Rapid Automated Assessment of Media Bias

How topics are covered in the news frames public debates and thus has a profound impact on collective decision making. News may be subtly biased through specific word choices or framing, intentional omissions or misrepresentation of specific details. Examples include the terms “illegal aliens” or “undocumented immigrants” in the coverage on immigration-related topics. Additionally, news authors can bias coverage by including or omitting specific information to support a certain perspective on the reported topic and hence influence their audience. In the most extreme cases, fake news may present entirely fabricated facts to intentionally manipulate public opinion towards a given topic. A rich diversity of opinions is desirable but systematically biased information, if not recognized as such, can be problematic as a basis for decision making. Therefore, it is crucial to empower news readers in recognizing relative biases in coverage by providing timely identification of media bias that can be delivered together with the actual news coverage – for example, through a specifically designed news aggregator platform.
In this project we connect a long tradition of social science research on media bias with state-of-the-art methodology from computer science. The first part of the project centers around achieving rapid automated assessment of news media bias from a more technical, computer science point of view. The second, social science part of the project then is concerned with systematically studying how information about (relative) bias in the news could then be disseminated to enable – rather than to hinder – consensus formation and, in turn, collective decision making.
Relevant Literature
F Hamborg, K Donnay, and B Gipp (2019): Automated Identification of Media Bias in News Articles: An Interdisciplinary Literature Review. International Journal on Digital Libraries (IJDL). https://doi.org/10.1007/s00799-018-0261-y
F Hamborg, N Meuschke, and B Gipp (2018): Bias-aware News Analysis using Matrix-based News Aggregation. International Journal on Digital Libraries (IJDL). https://doi.org/10.1007/s00799-018-0239-9
F Hamborg, S Lachnit, M Schubotz, T Hepp, and B Gipp (2018): Giveme5W: Main Event Retrieval from News Articles by Extraction of the Five Journalistic W Questions. Proceedings of the 13th International Conference on Information (iConference 2018), 356–366. https://doi.org/10.1007/978-3-319-78105-1_39
F Hamborg, N Meuschke, C Breitinger, and B Gipp (2017): news-please: A Generic News Crawler and Extractor. Proceedings of the 15th International Symposium of Information Science (ISI 2017), 218–223.
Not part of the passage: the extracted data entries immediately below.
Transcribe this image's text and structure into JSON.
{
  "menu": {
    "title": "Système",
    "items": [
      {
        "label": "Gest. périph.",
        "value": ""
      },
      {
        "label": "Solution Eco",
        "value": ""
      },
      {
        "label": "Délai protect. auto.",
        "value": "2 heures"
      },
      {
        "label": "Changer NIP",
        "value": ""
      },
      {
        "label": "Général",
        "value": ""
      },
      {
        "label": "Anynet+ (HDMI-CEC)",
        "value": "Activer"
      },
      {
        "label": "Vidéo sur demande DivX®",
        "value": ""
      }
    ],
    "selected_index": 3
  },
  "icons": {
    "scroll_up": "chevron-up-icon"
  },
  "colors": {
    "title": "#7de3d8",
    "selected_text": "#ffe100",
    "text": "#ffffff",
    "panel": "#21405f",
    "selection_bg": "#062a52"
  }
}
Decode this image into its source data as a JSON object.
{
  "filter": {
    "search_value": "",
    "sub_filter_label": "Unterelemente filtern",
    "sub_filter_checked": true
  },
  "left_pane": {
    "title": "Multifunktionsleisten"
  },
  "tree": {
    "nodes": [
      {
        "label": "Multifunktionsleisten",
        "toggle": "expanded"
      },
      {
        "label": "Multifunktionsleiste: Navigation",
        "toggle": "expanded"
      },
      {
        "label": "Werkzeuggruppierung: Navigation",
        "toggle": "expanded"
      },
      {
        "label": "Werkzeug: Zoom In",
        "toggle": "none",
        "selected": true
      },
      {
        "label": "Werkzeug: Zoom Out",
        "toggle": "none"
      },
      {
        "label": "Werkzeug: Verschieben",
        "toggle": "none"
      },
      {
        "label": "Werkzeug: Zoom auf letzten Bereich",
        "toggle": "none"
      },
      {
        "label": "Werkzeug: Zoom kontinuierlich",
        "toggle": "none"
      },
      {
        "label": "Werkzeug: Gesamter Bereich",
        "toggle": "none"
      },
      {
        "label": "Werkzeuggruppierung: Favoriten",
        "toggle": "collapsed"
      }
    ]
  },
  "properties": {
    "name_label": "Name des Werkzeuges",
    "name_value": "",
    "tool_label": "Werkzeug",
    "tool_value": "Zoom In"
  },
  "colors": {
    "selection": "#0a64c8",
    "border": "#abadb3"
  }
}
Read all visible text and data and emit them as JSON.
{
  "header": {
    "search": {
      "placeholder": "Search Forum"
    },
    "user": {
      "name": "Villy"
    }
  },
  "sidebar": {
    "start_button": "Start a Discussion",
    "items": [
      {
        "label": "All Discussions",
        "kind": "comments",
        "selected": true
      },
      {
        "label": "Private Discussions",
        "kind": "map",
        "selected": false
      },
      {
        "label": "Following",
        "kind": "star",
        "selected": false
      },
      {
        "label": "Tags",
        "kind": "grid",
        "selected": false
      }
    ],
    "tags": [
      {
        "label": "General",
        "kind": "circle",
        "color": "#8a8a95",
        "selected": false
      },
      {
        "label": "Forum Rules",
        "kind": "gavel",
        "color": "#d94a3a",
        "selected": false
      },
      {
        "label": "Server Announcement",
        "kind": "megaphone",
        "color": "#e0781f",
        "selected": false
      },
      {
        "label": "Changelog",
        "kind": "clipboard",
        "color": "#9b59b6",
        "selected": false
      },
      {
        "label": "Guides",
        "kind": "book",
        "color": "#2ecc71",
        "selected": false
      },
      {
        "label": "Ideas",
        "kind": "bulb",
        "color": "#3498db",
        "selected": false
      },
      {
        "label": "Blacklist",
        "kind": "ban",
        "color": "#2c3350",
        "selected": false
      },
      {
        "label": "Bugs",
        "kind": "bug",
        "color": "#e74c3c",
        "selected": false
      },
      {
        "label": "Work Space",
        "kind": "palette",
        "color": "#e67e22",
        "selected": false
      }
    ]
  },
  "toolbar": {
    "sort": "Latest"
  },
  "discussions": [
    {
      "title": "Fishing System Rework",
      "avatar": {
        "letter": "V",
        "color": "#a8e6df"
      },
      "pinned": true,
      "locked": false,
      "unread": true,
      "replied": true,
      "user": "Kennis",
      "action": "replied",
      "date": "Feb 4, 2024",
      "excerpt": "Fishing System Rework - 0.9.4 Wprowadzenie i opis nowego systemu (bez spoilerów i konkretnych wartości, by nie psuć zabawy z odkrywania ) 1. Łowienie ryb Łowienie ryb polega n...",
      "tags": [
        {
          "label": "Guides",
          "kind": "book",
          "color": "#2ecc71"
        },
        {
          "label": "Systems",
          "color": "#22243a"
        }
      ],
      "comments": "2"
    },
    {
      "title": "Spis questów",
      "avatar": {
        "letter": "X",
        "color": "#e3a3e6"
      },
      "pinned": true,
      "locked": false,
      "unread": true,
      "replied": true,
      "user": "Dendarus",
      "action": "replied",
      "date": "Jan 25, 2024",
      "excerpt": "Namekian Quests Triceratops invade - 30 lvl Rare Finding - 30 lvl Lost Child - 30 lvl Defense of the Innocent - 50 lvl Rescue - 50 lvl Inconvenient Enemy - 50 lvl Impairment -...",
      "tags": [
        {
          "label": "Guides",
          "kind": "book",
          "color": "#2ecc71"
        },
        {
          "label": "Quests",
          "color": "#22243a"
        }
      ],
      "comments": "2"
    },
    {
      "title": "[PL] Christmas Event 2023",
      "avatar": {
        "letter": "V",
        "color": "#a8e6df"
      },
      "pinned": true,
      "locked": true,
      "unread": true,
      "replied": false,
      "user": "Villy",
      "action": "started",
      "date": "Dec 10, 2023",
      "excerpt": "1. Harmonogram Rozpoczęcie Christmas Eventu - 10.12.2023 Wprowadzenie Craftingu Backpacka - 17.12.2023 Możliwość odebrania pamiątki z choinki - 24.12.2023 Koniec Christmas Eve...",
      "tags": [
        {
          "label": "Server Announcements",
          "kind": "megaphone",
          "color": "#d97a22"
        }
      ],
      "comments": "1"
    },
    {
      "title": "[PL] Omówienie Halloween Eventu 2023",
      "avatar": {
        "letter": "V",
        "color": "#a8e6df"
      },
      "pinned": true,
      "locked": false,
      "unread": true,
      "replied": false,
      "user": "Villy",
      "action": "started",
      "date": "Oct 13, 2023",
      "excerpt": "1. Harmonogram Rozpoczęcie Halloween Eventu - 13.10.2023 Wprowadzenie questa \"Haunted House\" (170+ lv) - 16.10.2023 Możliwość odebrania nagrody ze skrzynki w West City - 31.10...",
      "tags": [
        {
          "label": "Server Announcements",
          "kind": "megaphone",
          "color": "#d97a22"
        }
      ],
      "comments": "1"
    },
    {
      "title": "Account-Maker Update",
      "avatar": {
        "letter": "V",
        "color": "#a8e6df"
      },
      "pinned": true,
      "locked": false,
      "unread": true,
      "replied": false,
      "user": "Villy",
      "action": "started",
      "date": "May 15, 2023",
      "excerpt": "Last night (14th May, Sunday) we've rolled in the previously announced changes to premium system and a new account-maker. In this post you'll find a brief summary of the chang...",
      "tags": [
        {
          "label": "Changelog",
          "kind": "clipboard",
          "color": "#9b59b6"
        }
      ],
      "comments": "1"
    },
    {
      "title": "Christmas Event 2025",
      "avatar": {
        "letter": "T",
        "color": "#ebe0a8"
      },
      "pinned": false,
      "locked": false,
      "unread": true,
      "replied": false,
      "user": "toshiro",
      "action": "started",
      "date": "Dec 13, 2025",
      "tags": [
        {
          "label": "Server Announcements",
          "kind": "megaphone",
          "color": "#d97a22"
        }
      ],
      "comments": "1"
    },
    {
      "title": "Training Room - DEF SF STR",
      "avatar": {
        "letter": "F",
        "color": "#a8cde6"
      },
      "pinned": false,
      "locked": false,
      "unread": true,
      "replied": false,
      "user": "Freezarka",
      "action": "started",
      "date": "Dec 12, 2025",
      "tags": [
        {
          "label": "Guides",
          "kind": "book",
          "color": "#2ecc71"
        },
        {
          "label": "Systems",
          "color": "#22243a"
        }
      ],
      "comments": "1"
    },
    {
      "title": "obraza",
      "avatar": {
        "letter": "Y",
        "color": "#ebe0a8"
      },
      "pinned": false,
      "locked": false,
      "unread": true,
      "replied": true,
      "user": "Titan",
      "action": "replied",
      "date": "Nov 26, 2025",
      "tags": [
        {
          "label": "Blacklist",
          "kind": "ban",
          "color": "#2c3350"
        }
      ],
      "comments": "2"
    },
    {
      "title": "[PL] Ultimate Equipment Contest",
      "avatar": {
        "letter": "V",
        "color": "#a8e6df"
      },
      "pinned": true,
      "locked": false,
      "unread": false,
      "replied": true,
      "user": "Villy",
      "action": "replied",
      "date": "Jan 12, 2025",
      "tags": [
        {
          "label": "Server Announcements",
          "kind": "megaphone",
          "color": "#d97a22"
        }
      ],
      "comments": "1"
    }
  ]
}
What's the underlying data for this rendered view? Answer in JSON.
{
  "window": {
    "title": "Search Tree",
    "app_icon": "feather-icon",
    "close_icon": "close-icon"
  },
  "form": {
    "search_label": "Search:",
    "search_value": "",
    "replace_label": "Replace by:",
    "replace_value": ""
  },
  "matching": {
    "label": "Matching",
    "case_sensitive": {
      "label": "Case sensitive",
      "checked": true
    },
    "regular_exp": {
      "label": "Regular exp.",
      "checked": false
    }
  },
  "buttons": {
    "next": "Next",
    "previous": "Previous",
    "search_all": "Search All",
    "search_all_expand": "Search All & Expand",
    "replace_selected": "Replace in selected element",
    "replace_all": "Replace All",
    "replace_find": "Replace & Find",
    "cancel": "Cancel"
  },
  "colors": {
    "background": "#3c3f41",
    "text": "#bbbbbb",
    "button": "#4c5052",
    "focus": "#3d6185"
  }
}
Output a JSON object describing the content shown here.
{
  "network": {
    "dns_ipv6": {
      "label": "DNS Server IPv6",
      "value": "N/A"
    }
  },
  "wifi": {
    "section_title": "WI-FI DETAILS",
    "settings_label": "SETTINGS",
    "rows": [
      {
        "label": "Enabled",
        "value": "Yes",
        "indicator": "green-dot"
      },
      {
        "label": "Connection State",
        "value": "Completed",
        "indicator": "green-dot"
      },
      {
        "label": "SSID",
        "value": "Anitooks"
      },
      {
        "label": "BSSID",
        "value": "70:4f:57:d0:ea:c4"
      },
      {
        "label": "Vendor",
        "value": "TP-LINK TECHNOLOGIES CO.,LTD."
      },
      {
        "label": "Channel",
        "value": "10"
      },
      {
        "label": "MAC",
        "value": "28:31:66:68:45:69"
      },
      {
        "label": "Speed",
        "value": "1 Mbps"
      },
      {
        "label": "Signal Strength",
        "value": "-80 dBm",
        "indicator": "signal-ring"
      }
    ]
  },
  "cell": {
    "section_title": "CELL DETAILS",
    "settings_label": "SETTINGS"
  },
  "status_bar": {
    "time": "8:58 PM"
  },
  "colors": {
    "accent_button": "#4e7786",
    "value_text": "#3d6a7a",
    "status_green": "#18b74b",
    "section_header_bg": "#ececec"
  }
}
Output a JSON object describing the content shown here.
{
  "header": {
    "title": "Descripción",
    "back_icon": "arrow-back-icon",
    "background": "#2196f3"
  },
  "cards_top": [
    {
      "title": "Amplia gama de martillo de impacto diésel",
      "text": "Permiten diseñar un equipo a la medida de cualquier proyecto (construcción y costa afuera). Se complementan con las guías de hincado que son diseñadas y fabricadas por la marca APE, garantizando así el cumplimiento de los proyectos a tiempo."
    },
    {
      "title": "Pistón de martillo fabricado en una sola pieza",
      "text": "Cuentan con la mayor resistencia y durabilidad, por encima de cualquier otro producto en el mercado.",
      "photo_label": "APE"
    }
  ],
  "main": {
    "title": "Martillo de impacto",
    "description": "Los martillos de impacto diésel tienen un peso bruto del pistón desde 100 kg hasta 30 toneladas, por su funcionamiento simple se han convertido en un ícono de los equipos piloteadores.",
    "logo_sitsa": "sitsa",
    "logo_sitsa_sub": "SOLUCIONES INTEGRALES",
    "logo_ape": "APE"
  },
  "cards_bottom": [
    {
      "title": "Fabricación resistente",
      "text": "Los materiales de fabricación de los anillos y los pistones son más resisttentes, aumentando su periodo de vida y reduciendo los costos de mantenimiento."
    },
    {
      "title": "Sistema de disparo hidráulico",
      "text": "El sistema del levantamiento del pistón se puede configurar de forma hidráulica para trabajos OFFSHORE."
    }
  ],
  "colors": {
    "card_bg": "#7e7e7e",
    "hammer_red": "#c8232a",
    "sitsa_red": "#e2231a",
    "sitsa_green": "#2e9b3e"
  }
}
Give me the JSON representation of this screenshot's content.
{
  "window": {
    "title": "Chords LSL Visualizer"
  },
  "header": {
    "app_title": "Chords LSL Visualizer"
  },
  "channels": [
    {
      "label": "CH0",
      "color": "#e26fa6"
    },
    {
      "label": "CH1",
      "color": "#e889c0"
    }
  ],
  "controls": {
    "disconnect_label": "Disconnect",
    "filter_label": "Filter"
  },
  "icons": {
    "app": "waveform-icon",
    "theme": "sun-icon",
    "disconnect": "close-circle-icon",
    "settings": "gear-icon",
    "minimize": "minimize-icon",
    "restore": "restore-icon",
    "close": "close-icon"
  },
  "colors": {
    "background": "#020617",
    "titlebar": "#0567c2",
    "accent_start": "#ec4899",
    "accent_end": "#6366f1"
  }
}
Publications Funded by the Project
F Hamborg, A Zhukova, and B Gipp (2019): Illegal Aliens or Undocumented Immigrants? Towards the Automated Identification of Bias by Word Choice and Labeling. Proceedings of the 14th International Conference on Information (iConference 2019), 179–187. https://doi.org/10.1007/978-3-030-15742-5_17
F Hamborg, A Zhukova, and B Gipp (2019): Automated Identification of Media Bias by Word Choice and Labeling in News Articles. Proceedings of the ACM/IEEE Joint Conference on Digital Libraries (JCDL 2019). https://doi.org/10.1109/JCDL.2019.00036
F Hamborg, C Breitinger, and B Gipp (2019): Giveme5W1H: A Universal System for Extracting Main Events from News Articles. Proceedings of the 7th International Workshop on News Recommendation and Analytics (INRA 2019).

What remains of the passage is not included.